By Laurie Henry
Recognition of the endangered heritage of the Great Barrier Reef is great news for the sustainability of coral reefs around the world. Findings are accumulating concerning the degradation of marine and terrestrial biodiversity, but all scientists agree that action must follow, especially since we still have the means to act to prevent the total disappearance of corals.
Coral reef biologist and climatologist Professor Ove Hoegh-Guldberg of the University of Queensland in Australia was among the first to sound the alarm about the threat that warming and acidification of the oceans pose to marine ecosystems, following his pioneering research on coral bleaching and mortality.
Regarding the state of coral reefs around the world, the scientific observation is clear: they have all regressed over the past few decades. The trajectory that our societies are taking vis-à-vis climate change and global warming does not leave these ecosystems a chance. With an increased temperature of 2.5°C, 99% of corals will disappear.
But the time for finding out is over, say the researchers unanimously. The means of action are known and the avenues of hope exist.
Allocation of world heritage status to coral reefs in the Gulf of Aqaba
According to the Professor Ove Hoegh-Guldberg, even if the actions are still few, the implementation of stronger protective measures would allow a new breath, as for the Gulf of Aqaba or the Grande Barrier de Corail. His study, recently published in the Journal Frontiers and entitled “The reefs of the hope of the Gulf of Aqaba: allocation of world heritage status to coral reefs of the Gulf of Aqaba, north of the Red Sea”, was conducted jointly with academics from Jordan, Germany, Australia, Monaco, Switzerland, and Israel.
The coral reefs of the Red Sea are indeed a rich source of food, means of subsistence, coastal protection and natural products, and bring millions of people to life bordering the sea. According to this study, “the highly biodiversity coral reefs of this site in the North Red Sea have unique resilience to global warming, which could be the key to preserving the corals of the earth while the temperatures of the oceans continue to warm up”.
However, the future of this region is threatened not only by climate change, but also by pollution, coastal development and overfishing. Coral reefs and marine life are not subject to political borders. Urgent conservation efforts are necessary for regional and national levels, to secure unique coral reefs and resistant to the Gulf temperature and their interdependent ecosystems (for future generations).
To fulfill this cross -border conservation effort, the authors propose that the region of the Gulf of Aqaba, including some of the coastal waters of Jordan, Israel, Egypt and Saudi Arabia, be included on the list UNESCO World Heritage Sites. Just like the great barrier of coral.
The great barrier of coral soon on the UNESCO World Heritage List
To the northeast of the Australian coast, the largest coral ensemble in the world offers, with its 400 species of corals, its 1,500 species of fish and its 4,000 species of mollusks, a spectacle of a variety and a beauty extraordinary and high scientific interest. It is also the habitat of endangered species, such as the Dugong and the Great Green Turtle.
The UNESCO World Heritage List of UNESCO is designed to inform the international community of conditions that threaten the very characteristics for which good has been registered on the World Heritage List, and to encourage corrective measures.
In July 2021, the World Heritage Committee asked Australia to submit an updated report on the reef conservation state and to invite an expert surveillance mission to visit the reef and assess its state of conservation.
At the end of this mission, the UN concluded that the largest coral reef system in the world should be placed on a list of world heritage sites in danger. More specifically, climate change presents a “serious challenge” to the values that saw the reef inscribed as a worldwide wonder in 1981.
Progress to reduce pollution of reef waters by agriculture and pasture is too slow and more investments are necessary to achieve water quality objectives, according to the mission report.
Need for actions against climate change
Putting environments under protection is the first step to preserve them especially when it comes to refuge areas, resilient in the face of climate change.
A new study (A. Greiner et al., 2022) of the Wildlife Conservation Society (WCS) of the University of Toronto and the National Research Council of Italy, highlighted the “hope spots” of coral reefs in the world.
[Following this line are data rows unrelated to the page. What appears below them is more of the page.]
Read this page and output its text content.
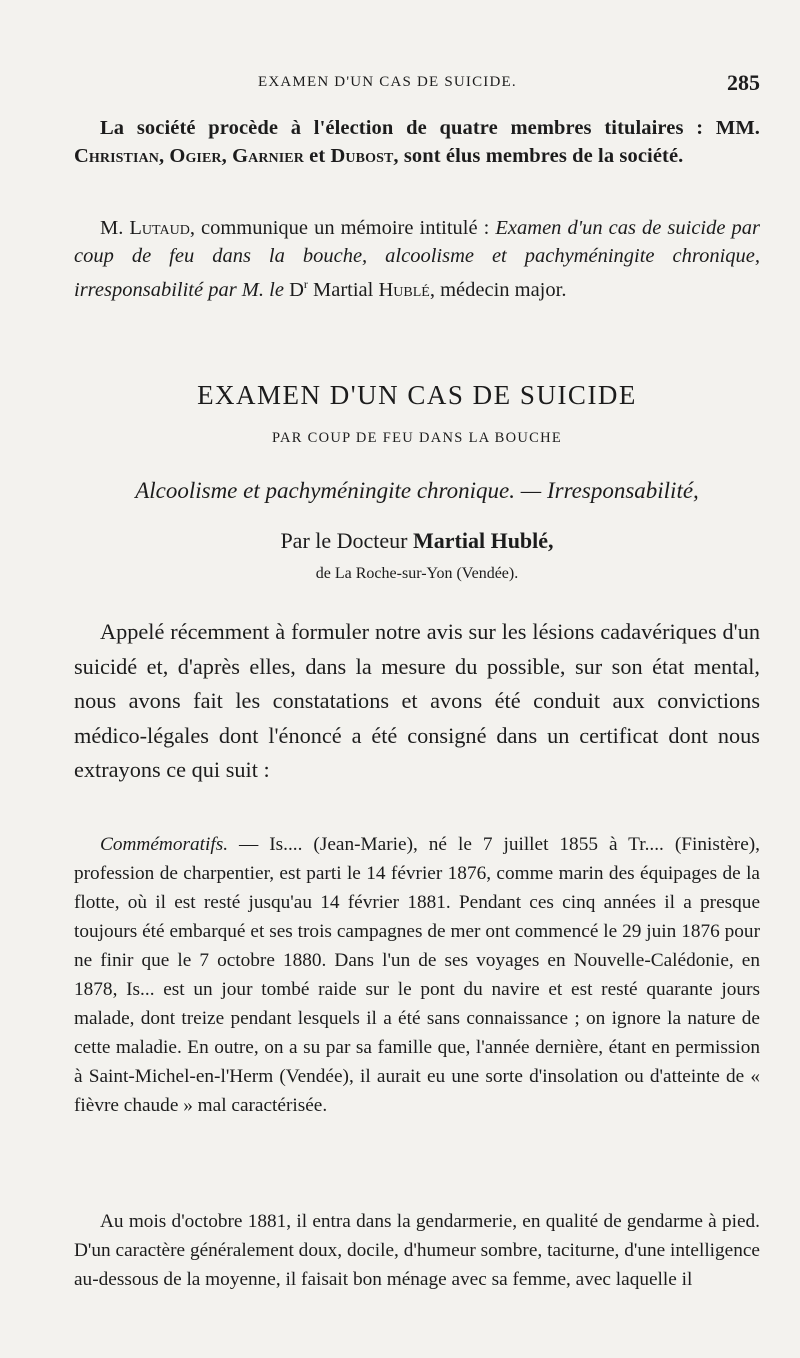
EXAMEN D'UN CAS DE SUICIDE.	285
La société procède à l'élection de quatre membres titulaires : MM. Christian, Ogier, Garnier et Dubost, sont élus membres de la société.
M. Lutaud, communique un mémoire intitulé : Examen d'un cas de suicide par coup de feu dans la bouche, alcoolisme et pachyméningite chronique, irresponsabilité par M. le $D^r$ Martial Hublé, médecin major.
EXAMEN D'UN CAS DE SUICIDE
PAR COUP DE FEU DANS LA BOUCHE
Alcoolisme et pachyméningite chronique. — Irresponsabilité,
Par le Docteur Martial Hublé,
de La Roche-sur-Yon (Vendée).
Appelé récemment à formuler notre avis sur les lésions cadavériques d'un suicidé et, d'après elles, dans la mesure du possible, sur son état mental, nous avons fait les constatations et avons été conduit aux convictions médico-légales dont l'énoncé a été consigné dans un certificat dont nous extrayons ce qui suit :
Commémoratifs. — Is.... (Jean-Marie), né le 7 juillet 1855 à Tr.... (Finistère), profession de charpentier, est parti le 14 février 1876, comme marin des équipages de la flotte, où il est resté jusqu'au 14 février 1881. Pendant ces cinq années il a presque toujours été embarqué et ses trois campagnes de mer ont commencé le 29 juin 1876 pour ne finir que le 7 octobre 1880. Dans l'un de ses voyages en Nouvelle-Calédonie, en 1878, Is... est un jour tombé raide sur le pont du navire et est resté quarante jours malade, dont treize pendant lesquels il a été sans connaissance ; on ignore la nature de cette maladie. En outre, on a su par sa famille que, l'année dernière, étant en permission à Saint-Michel-en-l'Herm (Vendée), il aurait eu une sorte d'insolation ou d'atteinte de « fièvre chaude » mal caractérisée.
Au mois d'octobre 1881, il entra dans la gendarmerie, en qualité de gendarme à pied. D'un caractère généralement doux, docile, d'humeur sombre, taciturne, d'une intelligence au-dessous de la moyenne, il faisait bon ménage avec sa femme, avec laquelle il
The results show that climate-resistant reefs are connected to invisible submarine networks connected by tiny larval corals that move from one reef to the other on ocean currents. These networks have the ability to survive and reset the ocean biodiversity, even after mass laundering events provided for in climate change.
Ariel Greiner, doctoral student at the University of Toronto and first author, declares in a press release: “Our results show how crucial it is to understand the networks of coral reefs and how they can be affected by climate change, during the Design of future conservation strategies for coral reefs”.
She concludes: “In particular, this study reveals that these networks of coral reefs can help maintain the bastions of coral reefs and that additional ‘spring’ ” spring ‘reefs, reefs which serve as lands of larvae between the bastions of coral reefs, will be necessary to preserve the rest of the world habitat of coral reef”.